Yace ahí mi Eva, mi E- VI-TA, mujer que da vida.

Sé que se pasea amorosa por este jardín en las madrugadas, siempre encuentro café hecho por la mañana y escucho la radio encendida en la sala. Como ya habrá visto, la casa sigue siendo azul a pesar que la pintura de las paredes se está cayendo, he dejado que crezca el césped y probablemente eso le causa cierto desgano, además de las manzanas podridas y los mangos que han caído de los árboles debido a las últimas tormentas.
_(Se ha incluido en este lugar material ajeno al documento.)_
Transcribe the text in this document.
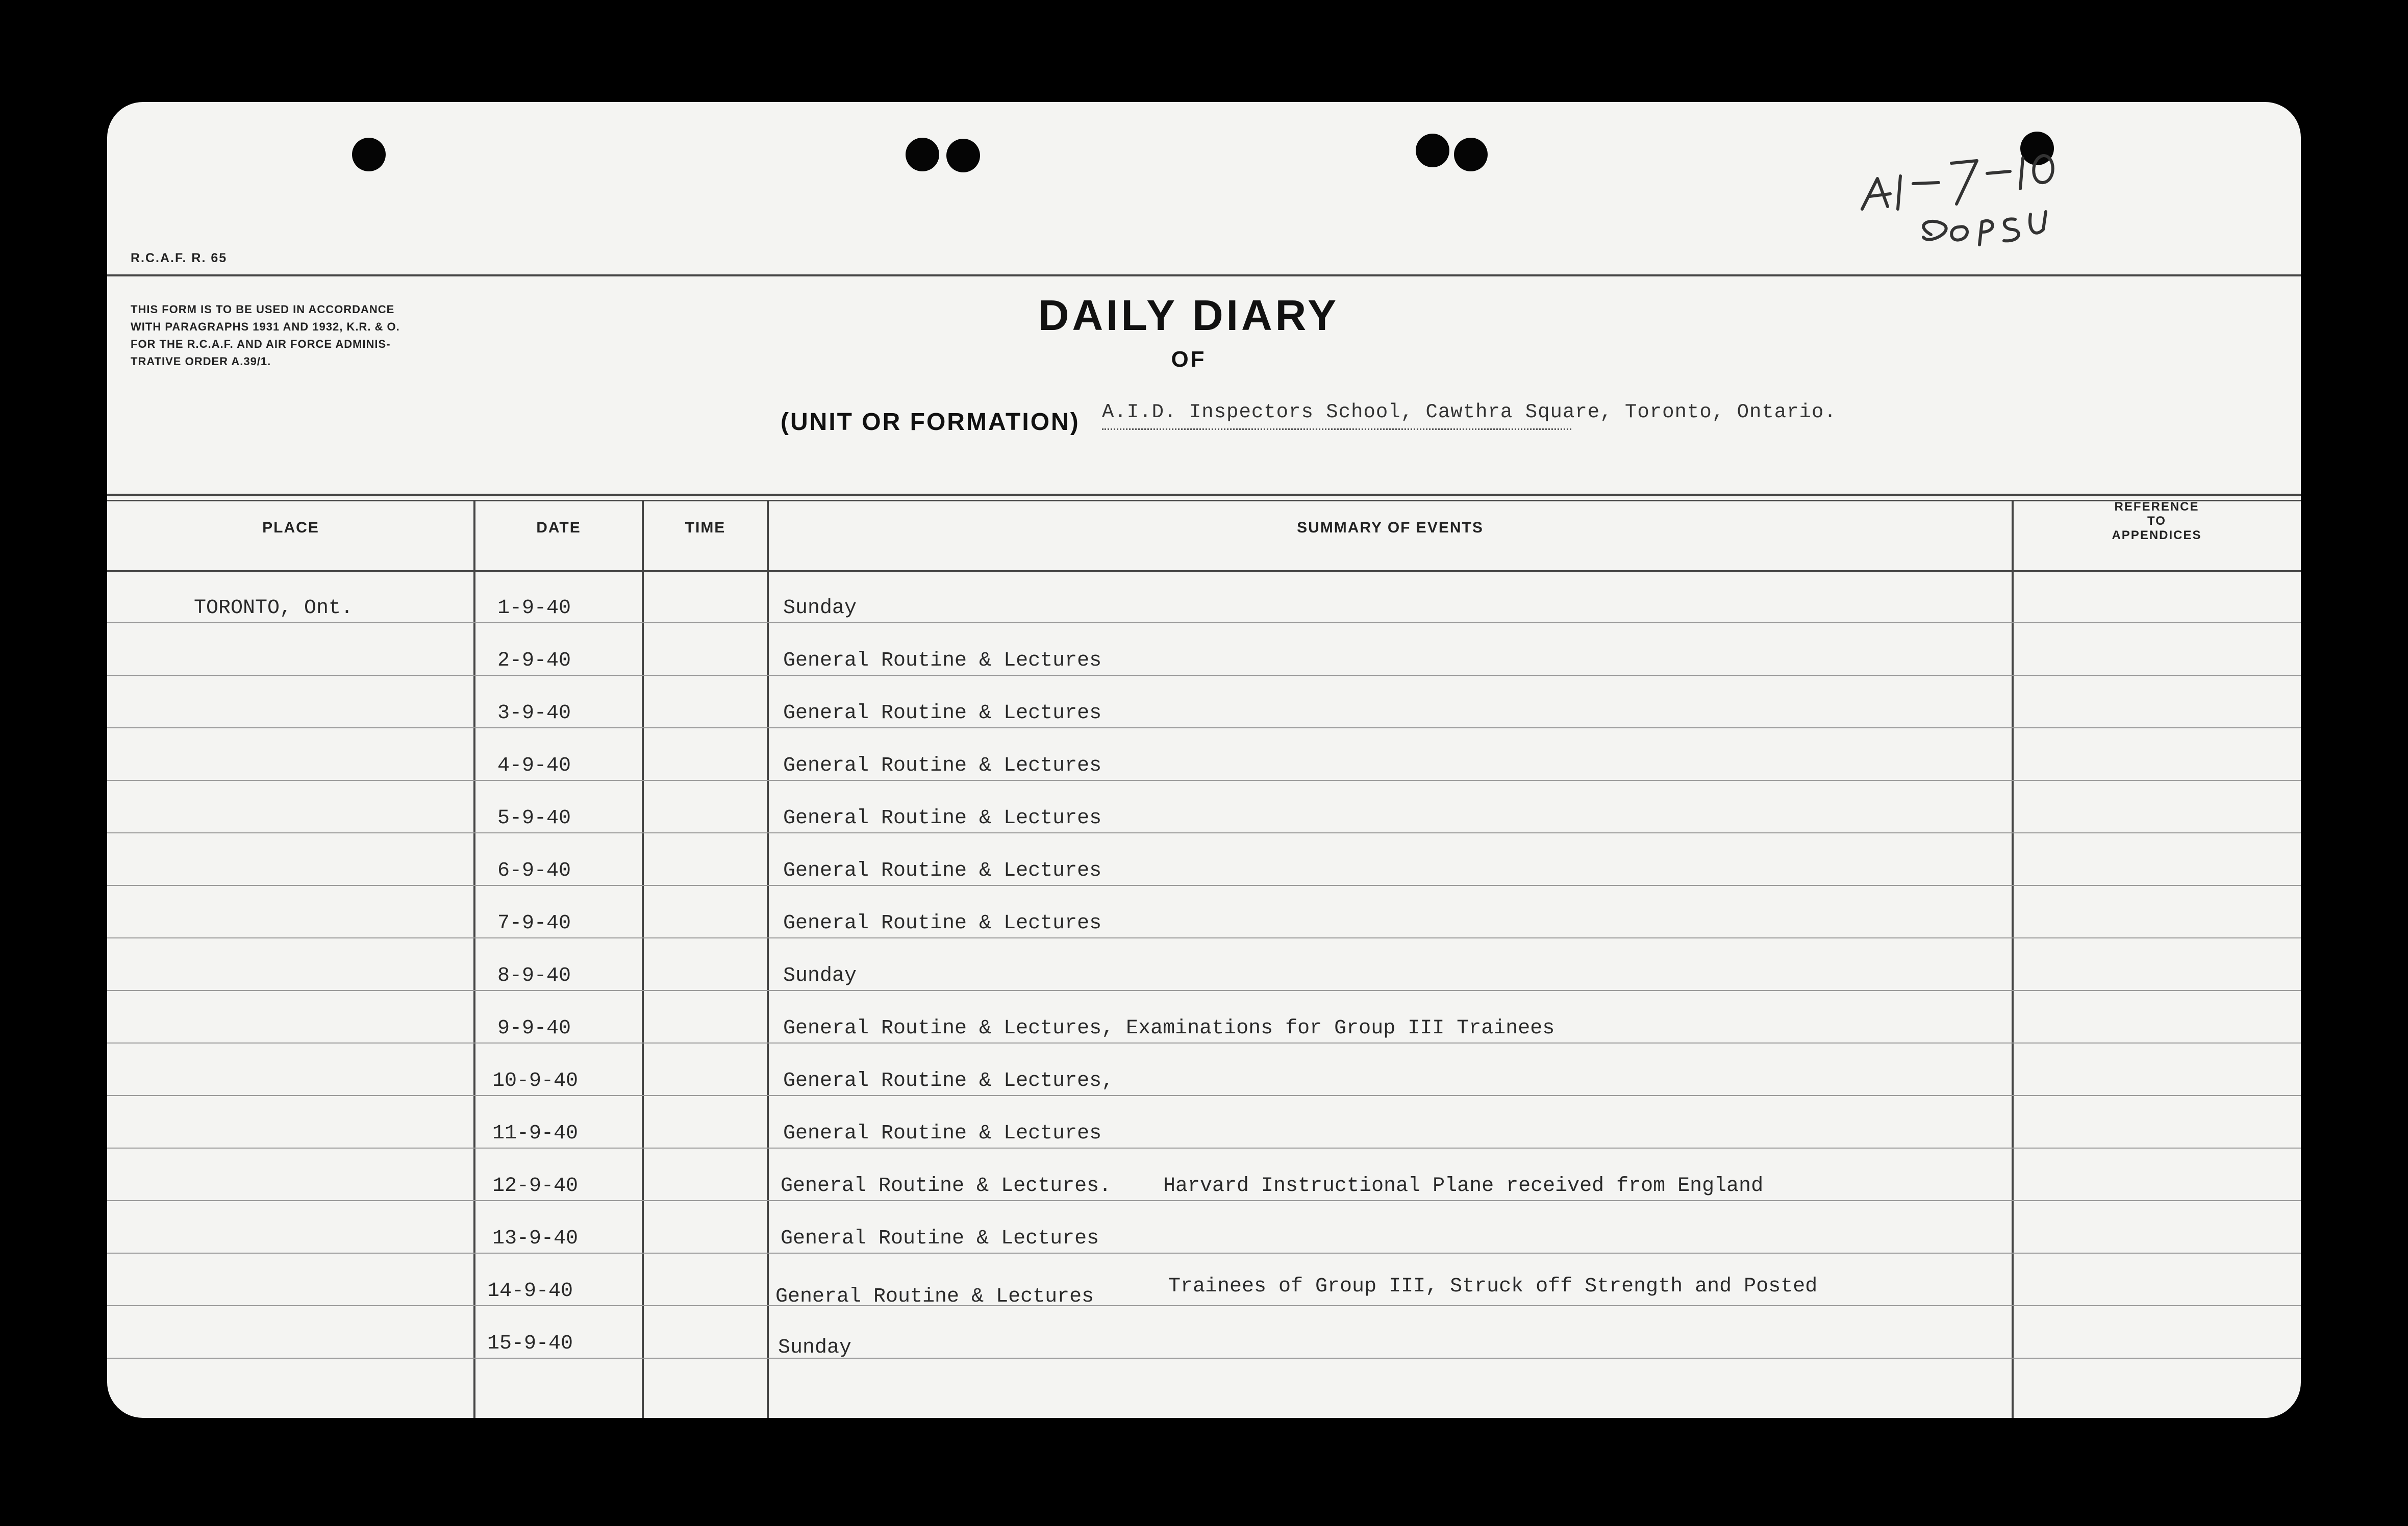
R.C.A.F. R. 65
THIS FORM IS TO BE USED IN ACCORDANCE
WITH PARAGRAPHS 1931 AND 1932, K.R. & O.
FOR THE R.C.A.F. AND AIR FORCE ADMINIS-
TRATIVE ORDER A.39/1.
DAILY DIARY
OF
(UNIT OR FORMATION) A.I.D. Inspectors School, Cawthra Square, Toronto, Ontario.
PLACE	DATE	TIME	SUMMARY OF EVENTS
REFERENCE
TO
APPENDICES
TORONTO, Ont.	1-9-40	Sunday
2-9-40	General Routine & Lectures
3-9-40	General Routine & Lectures
4-9-40	General Routine & Lectures
5-9-40	General Routine & Lectures
6-9-40	General Routine & Lectures
7-9-40	General Routine & Lectures
8-9-40	Sunday
9-9-40	General Routine & Lectures, Examinations for Group III Trainees
10-9-40	General Routine & Lectures,
11-9-40	General Routine & Lectures
12-9-40	General Routine & Lectures.	Harvard Instructional Plane received from England
13-9-40	General Routine & Lectures
14-9-40	General Routine & Lectures	Trainees of Group III, Struck off Strength and Posted
15-9-40	Sunday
La cruz que tiene plasmado su nombre continúa aquí. El pasado noviembre la adorné con gallardetes y frutas, la barnicé y la perfumé un poco, dejé caer la colilla de mi cigarro para que sintiera mi olor; recuerdo que un pequeño ramaje está creciendo a sus pies.
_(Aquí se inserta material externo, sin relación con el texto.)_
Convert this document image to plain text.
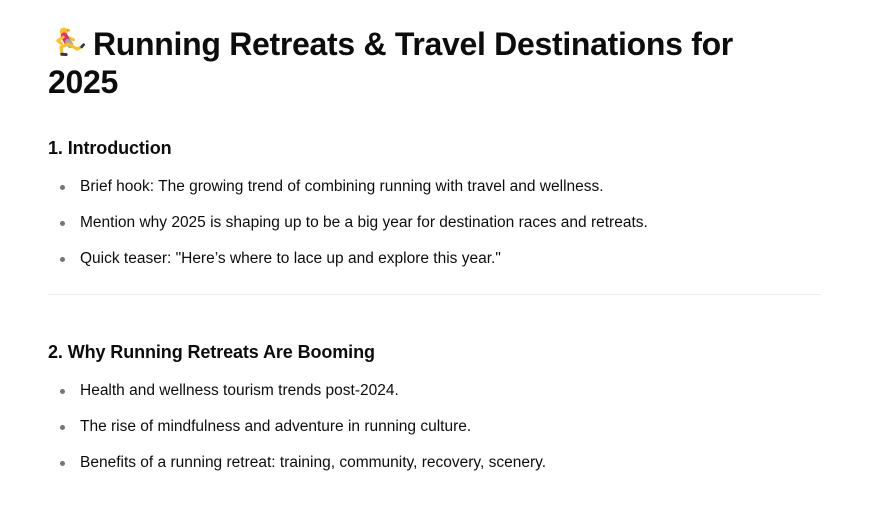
Running Retreats & Travel Destinations for 2025
1. Introduction
Brief hook: The growing trend of combining running with travel and wellness.
Mention why 2025 is shaping up to be a big year for destination races and retreats.
Quick teaser: "Here’s where to lace up and explore this year."
2. Why Running Retreats Are Booming
Health and wellness tourism trends post-2024.
The rise of mindfulness and adventure in running culture.
Benefits of a running retreat: training, community, recovery, scenery.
– Evita, ¿qué será de mi mañana?, ¿existe la posibilidad de acompañarte en este viaje a lo desconocido? Sigo siendo miedoso, pero he tenido días difíciles. ¿Por qué siempre que te veo a través de la ventana te quedas allá, lejos como un lucero, y entras a la casa mientas duermo? Háblame a través de mis sueños, cuéntame que se siente dejar el infierno, ¿has visto a Dios?, ¿has visto a los ángeles?, ¿has cantado con ellos? Como lo hiciste cuando estuve enfermo y postrado en cama sin tener si quiera la fuerza para acariciarte el cuerpo con la yema de mis dedos. Bésame, Eva, sólo una vez más, como lo hiciste en aquella eterna madrugada de febrero, déjame sentirte en mi pecho para enredar mis manos en tus cabellos, para decirte cuánto te quiero.